Siege Diaries 5/4/2021

Today’s Daily Stoic writing prompt:  Where can I spend money to help others?

I am not sure I like the phrasing of this particular prompt.  “Spending” money implies a purchase, or hiring someone to do something in exchange for cash.   I donate a certain amount of money to charity every year.  But in general what I do to help other people has to do with time or labour, not money.   I’m not rich. Beyond a few personal luxuries–very few of which are any kind of conspicuous consumption–I am not spending money on possessions rather than turning it to philanthropy.  

I guess one thing I do do is to try to support my artist friends.   I don’t have big enough pockets to be a high-level patron, but buying a piece of jewellery here, an art print there, or other things that my talented friends make–or attending a concert they put on– benefits both them and me.  These are not always items I truly “need”, but I tend to believe that the arts make the world a better place.

*****
In the midst of that odd dual holiday/commemoration that is May 4–the contrast of a jokey pun about Star Wars that has turned into a quasi-holiday for geeks everywhere, and the much more real anniversary of the Kent State shootings–I instead found myself going down a rabbit hole of Chernobyl history.   

On May 4, 1986, it had been eight days since the accident at the power plant, and seven days since Pripyat had begun to be evacuated. Liquid nitrogen was being pumped into the reactor to cool it down.  The city has been abandoned–but no one knows that yet (and it will actually be a number of years before it is completely foresaken, being used as 

It started with the Chernobyl Gallery–which is mostly more recent photos of the vicinity of the plant–but a few photos showing various locations before the disaster sent me to pripyat-city.ru,  a Russian-language site (thanks, Google Translate).  This one has pages and pages of photos of what the city looked like before the disaster, rather than the abandoned monument of decay that it’s become.   There are photos there of it being built, and then, gradually, there are photos of people.   It’s often forgotten that the city was built, from the ground up, on the site of a former collective farm starting in 1970.  Its entire existence as a living city was just 16 years; the population had reached about 50,000 in 1986.   The thing that is really striking is how vast and spread out and empty it looks–even in the photos taken within the last year of its habitation.  That’s partially the impact of the Brutalist-style architecture, but this was a city whose centre was built around vast, windswept plazas and wide boulevards.  It barely looks occupied. It seems static.   The lack of vehicles is striking as well.  And it doesn’t look finished–because construction was still ongoing, both in the city and at the power plant itself.   Only in the photos featuring parades does it look at all peopled.  It’s almost as if it were designed to be abandoned.
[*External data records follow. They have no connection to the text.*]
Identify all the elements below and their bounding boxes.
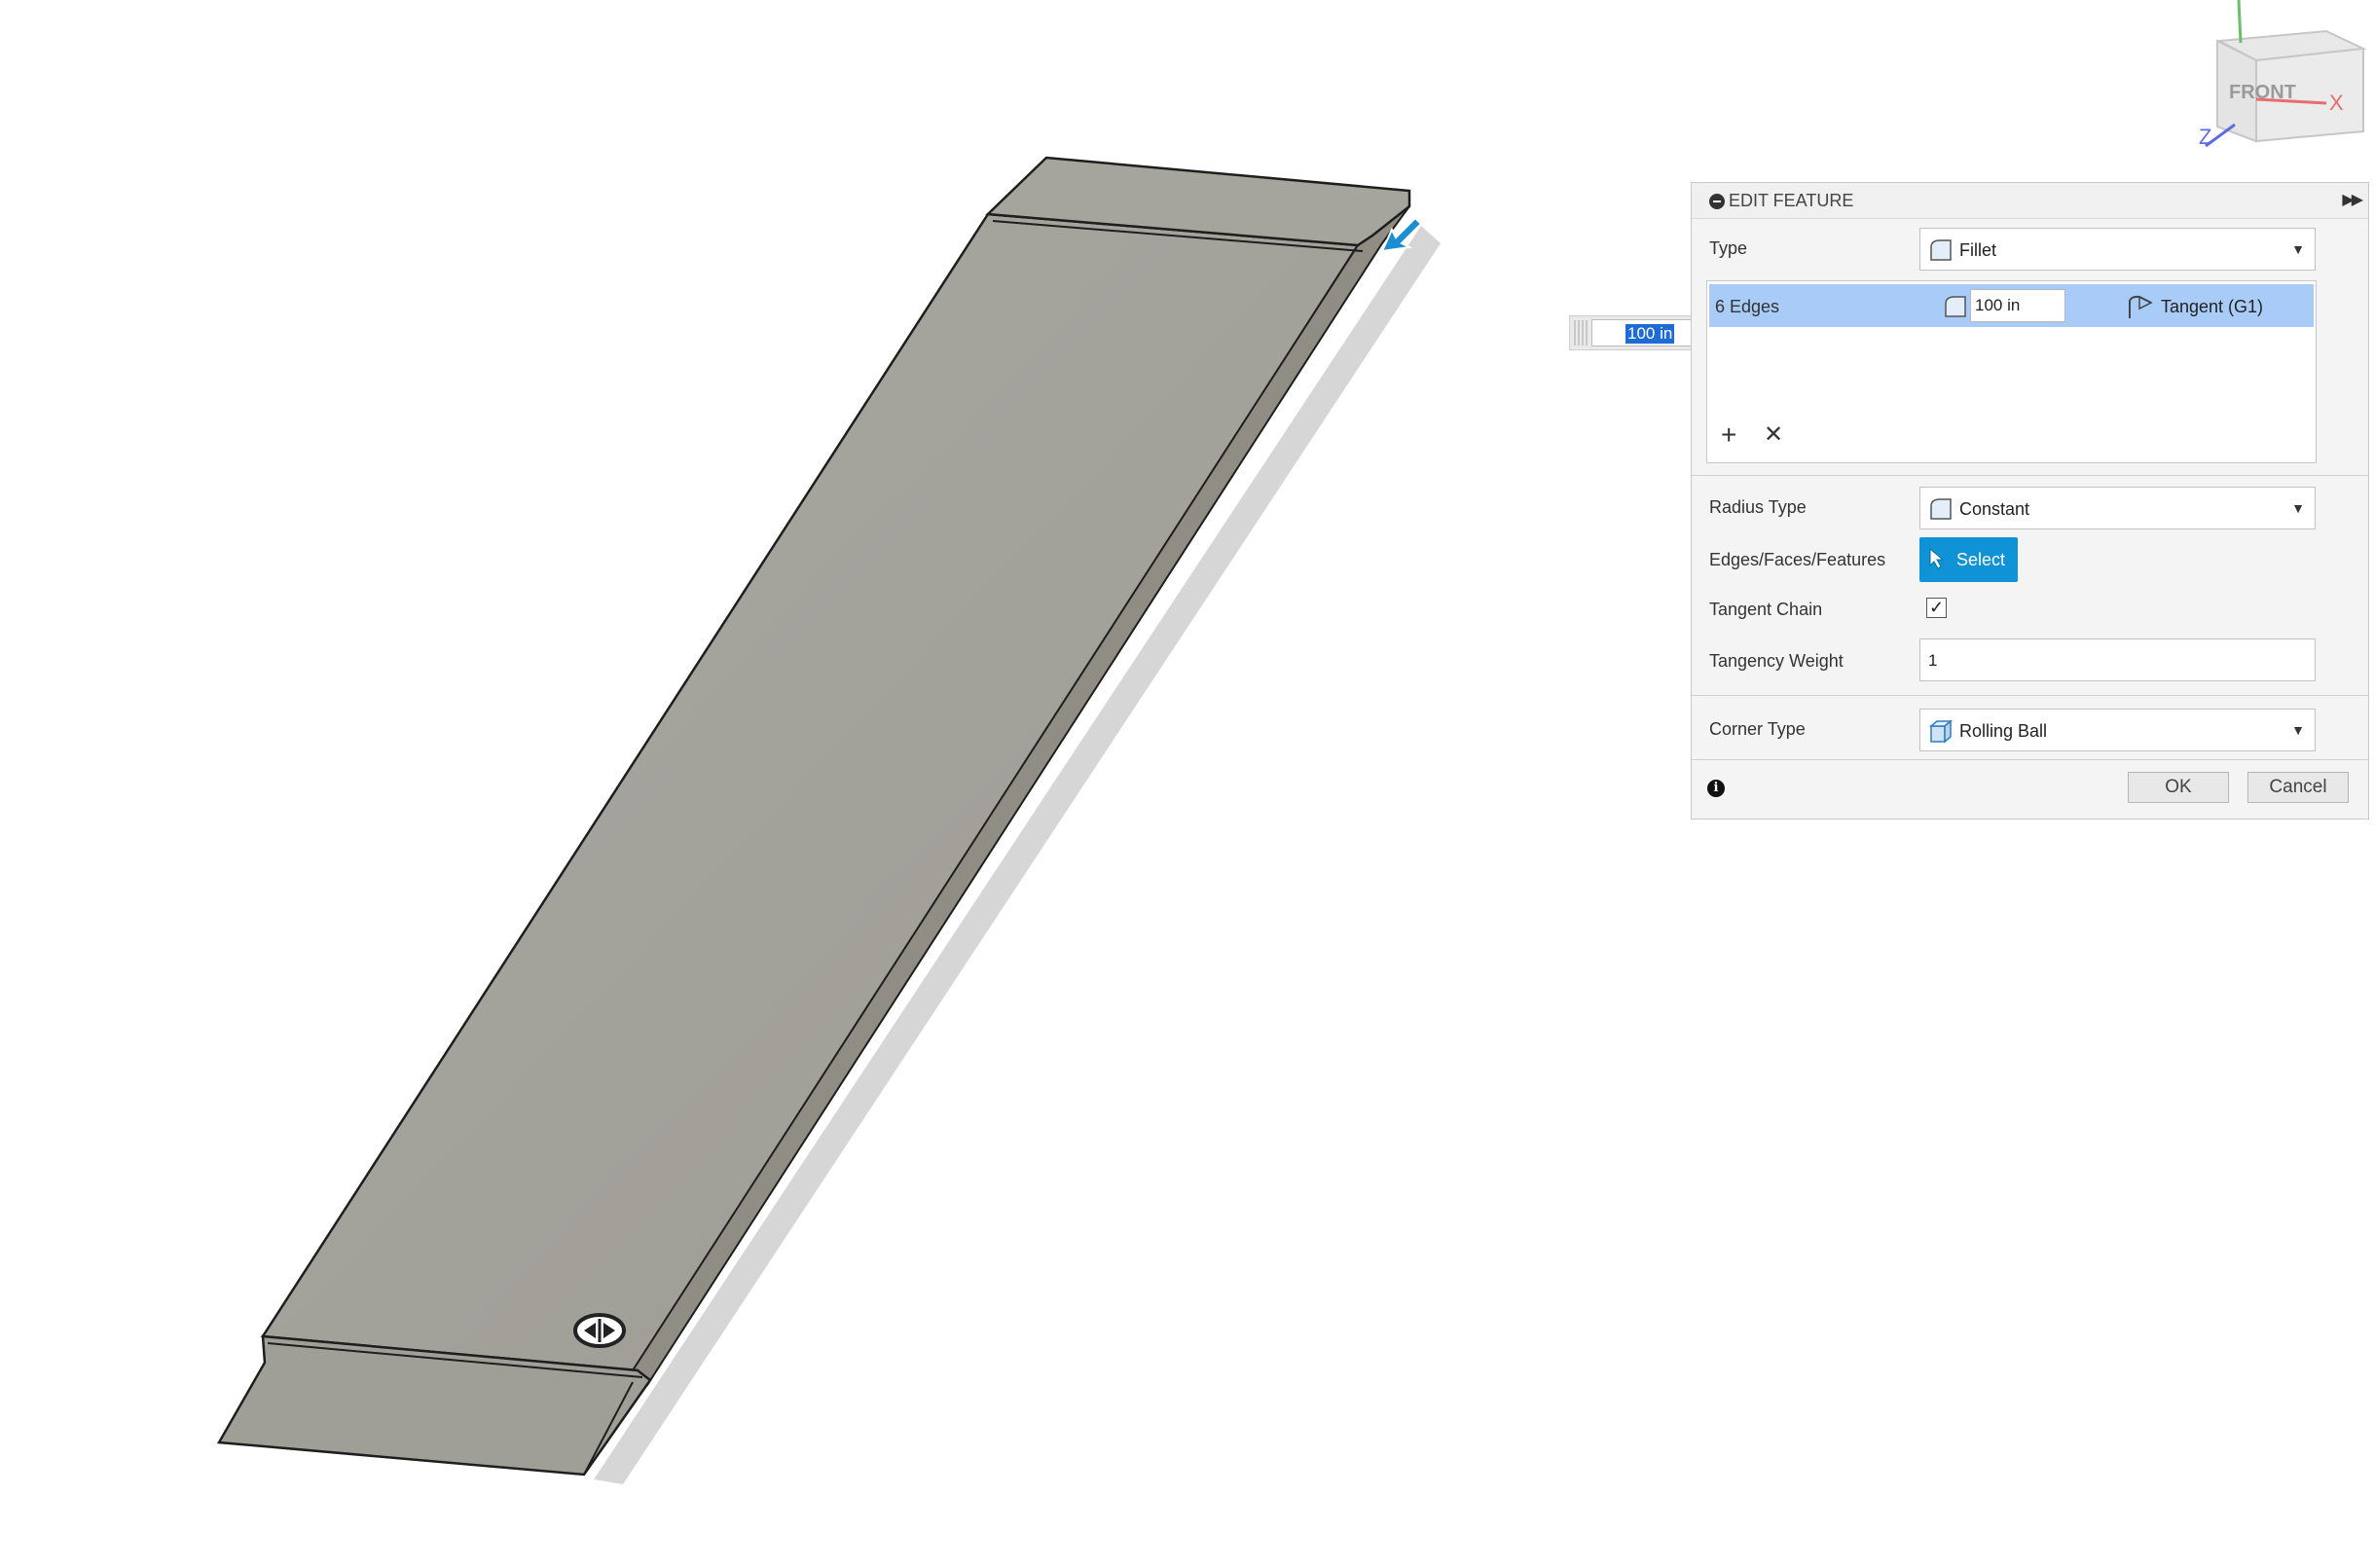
- edge-count: 6 Edges: [1715, 297, 1780, 316]
- remove-edge-set-button[interactable]: ✕: [1764, 423, 1783, 447]
- panel-title: EDIT FEATURE: [1729, 191, 1854, 210]
- continuity-value[interactable]: Tangent (G1): [2161, 297, 2263, 317]
- rolling-ball-icon: [1928, 719, 1954, 744]
- chevron-down-icon: ▼: [2291, 500, 2305, 516]
- radius-icon: [1945, 296, 1966, 317]
- symmetry-handle-icon[interactable]: [573, 1313, 626, 1348]
- viewcube-face-label[interactable]: FRONT: [2229, 82, 2296, 104]
- inline-radius-value[interactable]: 100 in: [1625, 324, 1675, 344]
- fillet-icon: [1930, 239, 1952, 261]
- divider: [1692, 695, 2368, 696]
- corner-type-dropdown[interactable]: Rolling Ball ▼: [1919, 709, 2316, 751]
- expand-panel-icon[interactable]: ▶▶: [2342, 190, 2363, 209]
- cursor-icon: [1929, 548, 1945, 569]
- tangent-chain-checkbox[interactable]: ✓: [1926, 598, 1947, 618]
- type-value: Fillet: [1959, 240, 1997, 260]
- drag-grip-icon[interactable]: [1574, 320, 1588, 346]
- tangency-weight-value: 1: [1928, 651, 1938, 670]
- panel-header: EDIT FEATURE ▶▶: [1692, 183, 2368, 219]
- divider: [1692, 475, 2368, 476]
- radius-type-value: Constant: [1959, 499, 2030, 519]
- constant-radius-icon: [1930, 498, 1952, 520]
- view-cube[interactable]: [2205, 0, 2367, 148]
- corner-type-label: Corner Type: [1709, 719, 1806, 739]
- radius-type-dropdown[interactable]: Constant ▼: [1919, 487, 2316, 529]
- edge-radius-field[interactable]: 100 in: [1970, 289, 2065, 322]
- tangency-weight-input[interactable]: 1: [1919, 638, 2316, 681]
- chevron-down-icon: ▼: [2291, 241, 2305, 257]
- edge-set-row[interactable]: 6 Edges 100 in Tangent (G1): [1709, 284, 2314, 327]
- radius-type-label: Radius Type: [1709, 497, 1807, 517]
- x-axis-label: X: [2329, 91, 2344, 115]
- add-edge-set-button[interactable]: +: [1721, 421, 1736, 449]
- edge-selection-list: 6 Edges 100 in Tangent (G1) + ✕: [1706, 280, 2317, 463]
- tangency-weight-label: Tangency Weight: [1709, 651, 1844, 671]
- z-axis-label: Z: [2199, 125, 2212, 149]
- select-button[interactable]: Select: [1919, 537, 2018, 582]
- info-icon[interactable]: i: [1707, 780, 1725, 797]
- select-button-label: Select: [1956, 550, 2006, 569]
- corner-type-value: Rolling Ball: [1959, 721, 2048, 741]
- selection-label: Edges/Faces/Features: [1709, 550, 1886, 569]
- type-dropdown[interactable]: Fillet ▼: [1919, 228, 2316, 271]
- cancel-button[interactable]: Cancel: [2247, 772, 2349, 803]
- type-label: Type: [1709, 238, 1748, 258]
- tangent-chain-label: Tangent Chain: [1709, 600, 1823, 619]
- edit-feature-panel: EDIT FEATURE ▶▶ Type Fillet ▼ 6 Edges 10…: [1691, 182, 2369, 820]
- chevron-down-icon: ▼: [2291, 722, 2305, 738]
- collapse-icon[interactable]: [1709, 194, 1725, 209]
- ok-button[interactable]: OK: [2128, 772, 2229, 803]
- tangent-continuity-icon[interactable]: [2126, 293, 2155, 320]
- divider: [1692, 759, 2368, 760]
However, there are lots of photos in the collection of the interiors of buildings, and all of a sudden you see people and faces, and the city just comes to life.  There are scenes in restaurants and schools and grocery stores.  There are groups of friends palling around, shots of families on playground equipment, kids playing in marching bands, various festivals (some with music), and the like.    And all of a sudden Pripyat becomes more than a collection of abandoned buildings with quaint Soviet agitprop memorabilia strewn about.  There’s some gorgeous artwork (more on that in a moment.)   It starts to feel like a town again, a place where people were proud to live, a place that was shiny and new, a place full of hope and smart people with brilliant futures ahead of them (the average age of the residents was just 26). That’s certainly not what the Western observer typically was trained to see in the Soviet Union in the final years of its existence.  In hindsight, we look at Pripyat and know the town is doomed, that the reactor had a faulty design, and that there would be a futile attempt to cover up the disaster.  That leads those photos of normal people doing normal people things, sometimes with the power plant in the background, a searing kind of poignancy.  

I’ve been particularly taken by the mosaic work of Ivan Semyonovich Litovchenko , born in 1921 in Ukraine.  There are several monumental murals created by Litovchenko, who was the official artist for the town and its nuclear complex, in Pripyat.  The most abstract of these, “Music”, adorned the front of the music school.  Litovchenko died in 1996, years before it would be realized that his works could be again seen as tours of Pripyat became possible.   

I am considering attempting to embroider either this or one of the other mosaics at some point.  That may require some thought, given the mosaic techniques used to give them a polychromatic glow, but I love the design and think it deserves to be remembered.